Lo dice Itamar Ben-Gvir, ministro della Sicurezza nazionale israeliano, nel primo episodio del podcast "October 8" di Rom Braslavski, ex ostaggio tenuto a Gaza, uscito sabato 15 agosto. Nello stesso passaggio il ministro chiede assassinii mirati nella Striscia, «trenta o quaranta ogni notte», e non soltanto contro chi in quel momento è una minaccia.
Poi c'è l'aritmetica del ministero della Sanità di Gaza, ripresa il 17 agosto dall'agenzia palestinese Wafa: 1.265 palestinesi uccisi dall'entrata in vigore del cessate il fuoco dell'11 ottobre 2025. Sono trecentodieci giorni, poco più di quattro morti al giorno. Il ministro ne chiede fra sette e dieci volte tanti.
Della donna che gli portava il cibo durante la prigionia, riferisce il Jerusalem Post, Braslavski si sente rispondere che «è una terrorista a tutti gli effetti». Ben-Gvir chiede insediamenti in tutta Gaza e emigrazione di massa dei palestinesi, una proposta che secondo l'Associated Press i giuristi internazionali collocano nella pulizia etnica.

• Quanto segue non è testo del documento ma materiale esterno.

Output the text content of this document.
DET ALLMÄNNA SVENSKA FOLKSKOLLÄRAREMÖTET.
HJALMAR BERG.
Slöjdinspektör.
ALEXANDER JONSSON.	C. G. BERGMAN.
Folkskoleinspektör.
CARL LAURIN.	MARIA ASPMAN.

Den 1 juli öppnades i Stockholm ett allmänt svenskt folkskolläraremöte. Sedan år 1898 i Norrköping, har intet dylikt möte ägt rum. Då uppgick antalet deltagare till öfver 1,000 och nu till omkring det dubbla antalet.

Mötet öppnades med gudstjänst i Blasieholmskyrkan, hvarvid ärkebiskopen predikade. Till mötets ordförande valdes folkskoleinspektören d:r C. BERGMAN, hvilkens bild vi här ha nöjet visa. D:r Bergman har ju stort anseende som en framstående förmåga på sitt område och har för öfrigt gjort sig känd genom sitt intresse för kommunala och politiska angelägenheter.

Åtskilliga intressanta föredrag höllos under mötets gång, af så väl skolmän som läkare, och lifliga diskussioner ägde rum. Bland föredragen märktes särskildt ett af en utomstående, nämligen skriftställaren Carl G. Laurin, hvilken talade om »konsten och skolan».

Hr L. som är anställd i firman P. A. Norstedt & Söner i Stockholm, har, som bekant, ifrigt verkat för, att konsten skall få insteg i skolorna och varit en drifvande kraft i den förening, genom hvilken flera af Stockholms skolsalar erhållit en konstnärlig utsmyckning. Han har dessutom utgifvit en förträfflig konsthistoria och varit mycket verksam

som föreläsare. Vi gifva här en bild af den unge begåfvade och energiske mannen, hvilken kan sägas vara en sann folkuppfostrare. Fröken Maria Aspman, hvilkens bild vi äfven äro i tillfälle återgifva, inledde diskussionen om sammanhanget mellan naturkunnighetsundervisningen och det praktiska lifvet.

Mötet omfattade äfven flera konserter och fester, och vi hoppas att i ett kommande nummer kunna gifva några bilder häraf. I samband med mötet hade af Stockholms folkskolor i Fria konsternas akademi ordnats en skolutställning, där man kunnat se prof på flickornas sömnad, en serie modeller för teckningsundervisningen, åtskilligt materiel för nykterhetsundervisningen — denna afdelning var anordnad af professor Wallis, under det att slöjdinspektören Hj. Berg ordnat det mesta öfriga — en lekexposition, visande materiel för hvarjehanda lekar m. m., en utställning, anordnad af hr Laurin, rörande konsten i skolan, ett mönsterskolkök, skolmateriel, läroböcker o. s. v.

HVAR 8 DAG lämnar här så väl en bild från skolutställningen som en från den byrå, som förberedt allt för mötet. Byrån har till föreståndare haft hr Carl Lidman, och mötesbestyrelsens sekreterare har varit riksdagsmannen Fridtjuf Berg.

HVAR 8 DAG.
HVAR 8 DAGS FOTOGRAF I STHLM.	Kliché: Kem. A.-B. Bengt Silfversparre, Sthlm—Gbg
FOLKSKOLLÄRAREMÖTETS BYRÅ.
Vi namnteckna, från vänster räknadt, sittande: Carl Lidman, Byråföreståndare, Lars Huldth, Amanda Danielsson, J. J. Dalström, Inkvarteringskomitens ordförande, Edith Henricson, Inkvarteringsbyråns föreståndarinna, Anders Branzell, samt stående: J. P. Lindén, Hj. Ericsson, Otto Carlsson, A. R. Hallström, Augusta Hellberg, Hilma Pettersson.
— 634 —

Dichiarazioni analoghe di ministri israeliani, ricorda l'Associated Press, sono già depositate davanti alla Corte internazionale di giustizia come prova dell'intento genocidario.

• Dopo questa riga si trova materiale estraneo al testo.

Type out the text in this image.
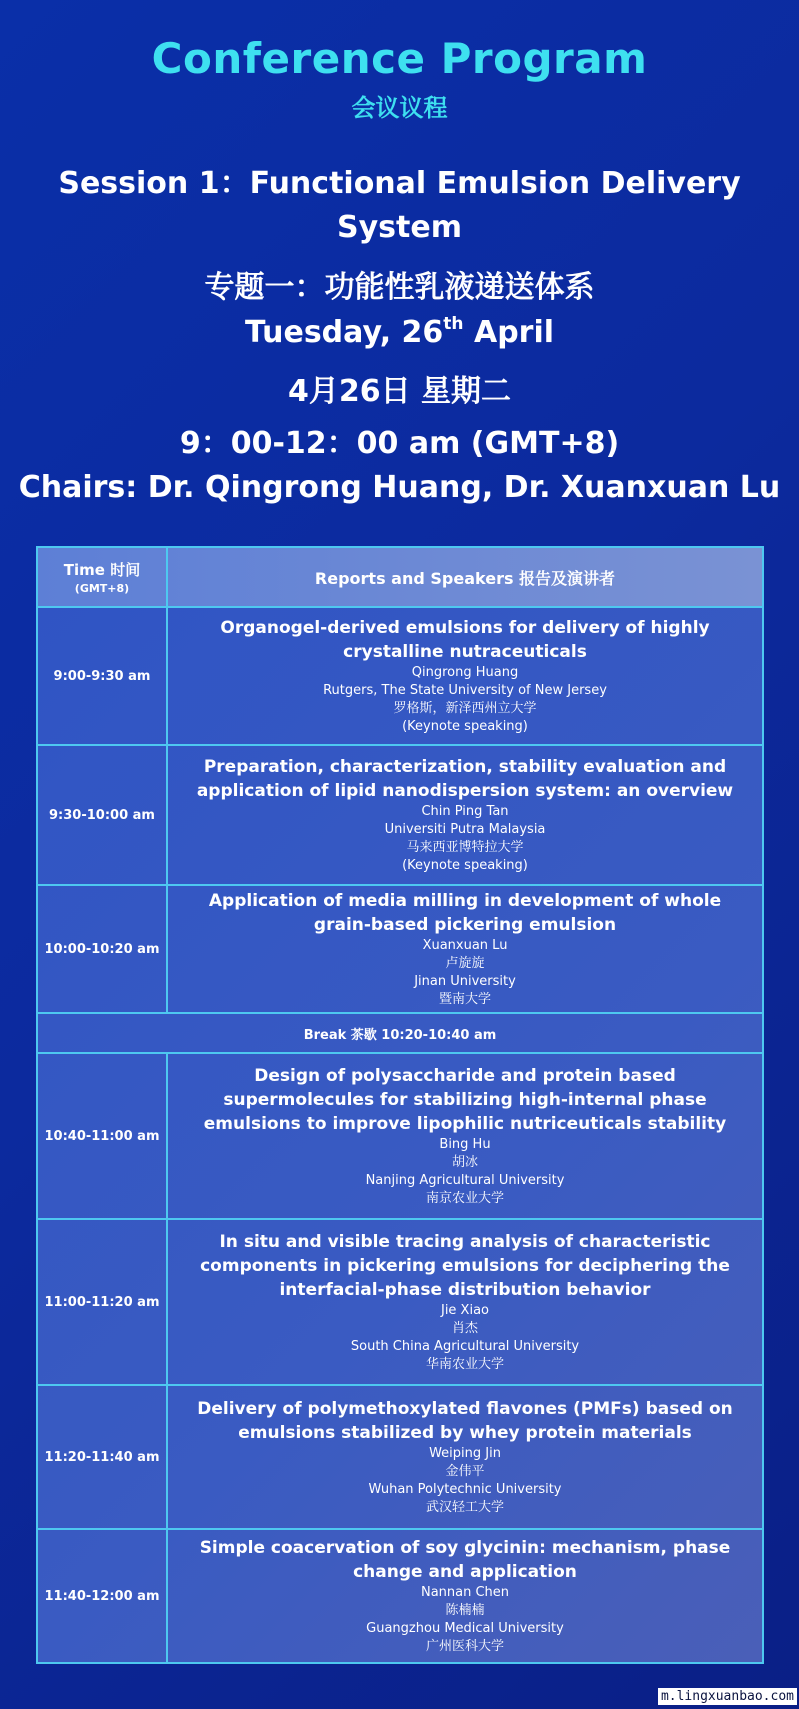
Conference Program
会议议程
Session 1：Functional Emulsion Delivery
System
专题一：功能性乳液递送体系
Tuesday, 26th April
4月26日 星期二
9：00-12：00 am (GMT+8)
Chairs: Dr. Qingrong Huang, Dr. Xuanxuan Lu
Time 时间
(GMT+8)
Reports and Speakers 报告及演讲者
9:00-9:30 am
Organogel-derived emulsions for delivery of highly crystalline nutraceuticals
Qingrong Huang
Rutgers, The State University of New Jersey
罗格斯，新泽西州立大学
(Keynote speaking)
9:30-10:00 am
Preparation, characterization, stability evaluation and application of lipid nanodispersion system: an overview
Chin Ping Tan
Universiti Putra Malaysia
马来西亚博特拉大学
(Keynote speaking)
10:00-10:20 am
Application of media milling in development of whole grain-based pickering emulsion
Xuanxuan Lu
卢旋旋
Jinan University
暨南大学
Break 茶歇 10:20-10:40 am
10:40-11:00 am
Design of polysaccharide and protein based supermolecules for stabilizing high-internal phase emulsions to improve lipophilic nutriceuticals stability
Bing Hu
胡冰
Nanjing Agricultural University
南京农业大学
11:00-11:20 am
In situ and visible tracing analysis of characteristic components in pickering emulsions for deciphering the interfacial-phase distribution behavior
Jie Xiao
肖杰
South China Agricultural University
华南农业大学
11:20-11:40 am
Delivery of polymethoxylated flavones (PMFs) based on emulsions stabilized by whey protein materials
Weiping Jin
金伟平
Wuhan Polytechnic University
武汉轻工大学
11:40-12:00 am
Simple coacervation of soy glycinin: mechanism, phase change and application
Nannan Chen
陈楠楠
Guangzhou Medical University
广州医科大学
m.lingxuanbao.com
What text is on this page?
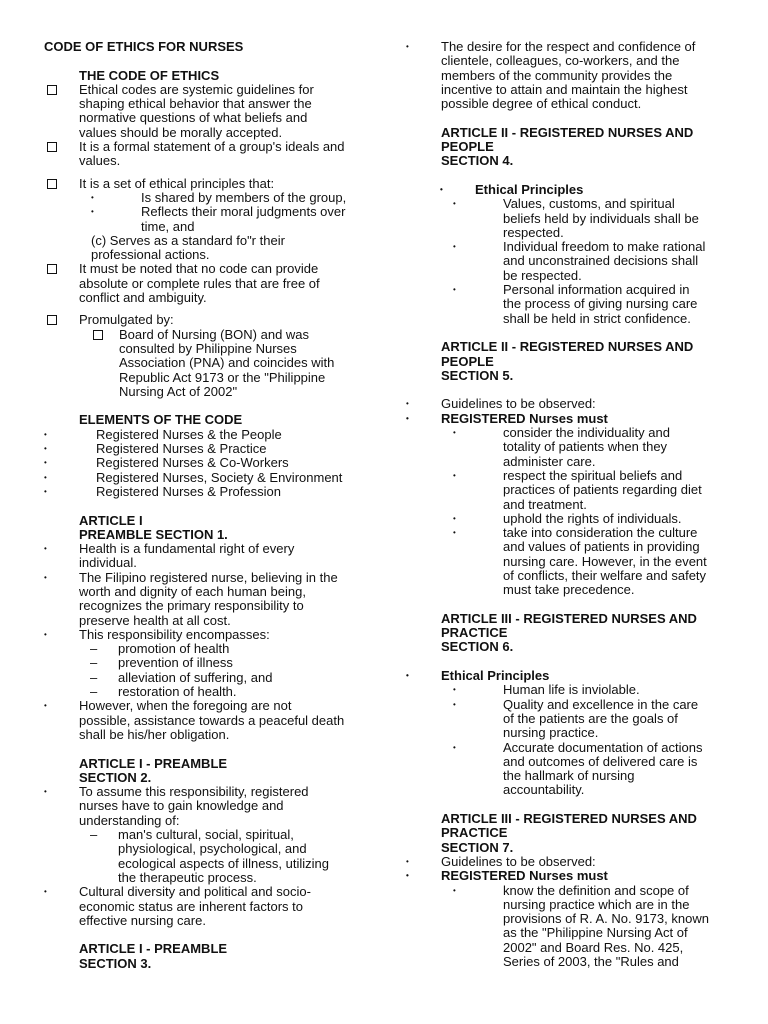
CODE OF ETHICS FOR NURSES
THE CODE OF ETHICS
Ethical codes are systemic guidelines for
shaping ethical behavior that answer the
normative questions of what beliefs and
values should be morally accepted.
It is a formal statement of a group's ideals and
values.
It is a set of ethical principles that:
•	Is shared by members of the group,
•	Reflects their moral judgments over
time, and
(c) Serves as a standard fo"r their
professional actions.
It must be noted that no code can provide
absolute or complete rules that are free of
conflict and ambiguity.
Promulgated by:
Board of Nursing (BON) and was
consulted by Philippine Nurses
Association (PNA) and coincides with
Republic Act 9173 or the "Philippine
Nursing Act of 2002"
ELEMENTS OF THE CODE
•	Registered Nurses & the People
•	Registered Nurses & Practice
•	Registered Nurses & Co-Workers
•	Registered Nurses, Society & Environment
•	Registered Nurses & Profession
ARTICLE I
PREAMBLE SECTION 1.
• Health is a fundamental right of every
individual.
• The Filipino registered nurse, believing in the
worth and dignity of each human being,
recognizes the primary responsibility to
preserve health at all cost.
• This responsibility encompasses:
– promotion of health
– prevention of illness
– alleviation of suffering, and
– restoration of health.
• However, when the foregoing are not
possible, assistance towards a peaceful death
shall be his/her obligation.
ARTICLE I - PREAMBLE
SECTION 2.
• To assume this responsibility, registered
nurses have to gain knowledge and
understanding of:
– man's cultural, social, spiritual,
physiological, psychological, and
ecological aspects of illness, utilizing
the therapeutic process.
• Cultural diversity and political and socio-
economic status are inherent factors to
effective nursing care.
ARTICLE I - PREAMBLE
SECTION 3.
• The desire for the respect and confidence of
clientele, colleagues, co-workers, and the
members of the community provides the
incentive to attain and maintain the highest
possible degree of ethical conduct.
ARTICLE II - REGISTERED NURSES AND
PEOPLE
SECTION 4.
• Ethical Principles
•	Values, customs, and spiritual
beliefs held by individuals shall be
respected.
•	Individual freedom to make rational
and unconstrained decisions shall
be respected.
•	Personal information acquired in
the process of giving nursing care
shall be held in strict confidence.
ARTICLE II - REGISTERED NURSES AND
PEOPLE
SECTION 5.
• Guidelines to be observed:
• REGISTERED Nurses must
•	consider the individuality and
totality of patients when they
administer care.
•	respect the spiritual beliefs and
practices of patients regarding diet
and treatment.
•	uphold the rights of individuals.
•	take into consideration the culture
and values of patients in providing
nursing care. However, in the event
of conflicts, their welfare and safety
must take precedence.
ARTICLE III - REGISTERED NURSES AND
PRACTICE
SECTION 6.
• Ethical Principles
•	Human life is inviolable.
•	Quality and excellence in the care
of the patients are the goals of
nursing practice.
•	Accurate documentation of actions
and outcomes of delivered care is
the hallmark of nursing
accountability.
ARTICLE III - REGISTERED NURSES AND
PRACTICE
SECTION 7.
• Guidelines to be observed:
• REGISTERED Nurses must
•	know the definition and scope of
nursing practice which are in the
provisions of R. A. No. 9173, known
as the "Philippine Nursing Act of
2002" and Board Res. No. 425,
Series of 2003, the "Rules and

Il 10 giugno 2025 i ministri degli Esteri di Regno Unito, Canada, Australia, Nuova Zelanda e Norvegia hanno congelato i beni di Ben-Gvir e vietato il suo ingresso. Il testo comune parla di "retorica estremista che invoca il trasferimento forzato dei palestinesi e la creazione di nuovi insediamenti israeliani", e la definisce "aberrante e pericolosa".
L'Italia non ha firmato. A fine luglio Antonio Tajani, sulle violenze dei coloni, indicava i mandanti: «Alcuni ministri estremisti di Netanyahu li sostengono: pensate a Ben Gvir». Sabato uno di loro ha spiegato che a Gaza ci sono persone che non sono persone.
Per questo tutti gli occhi devono essere puntati su Gaza.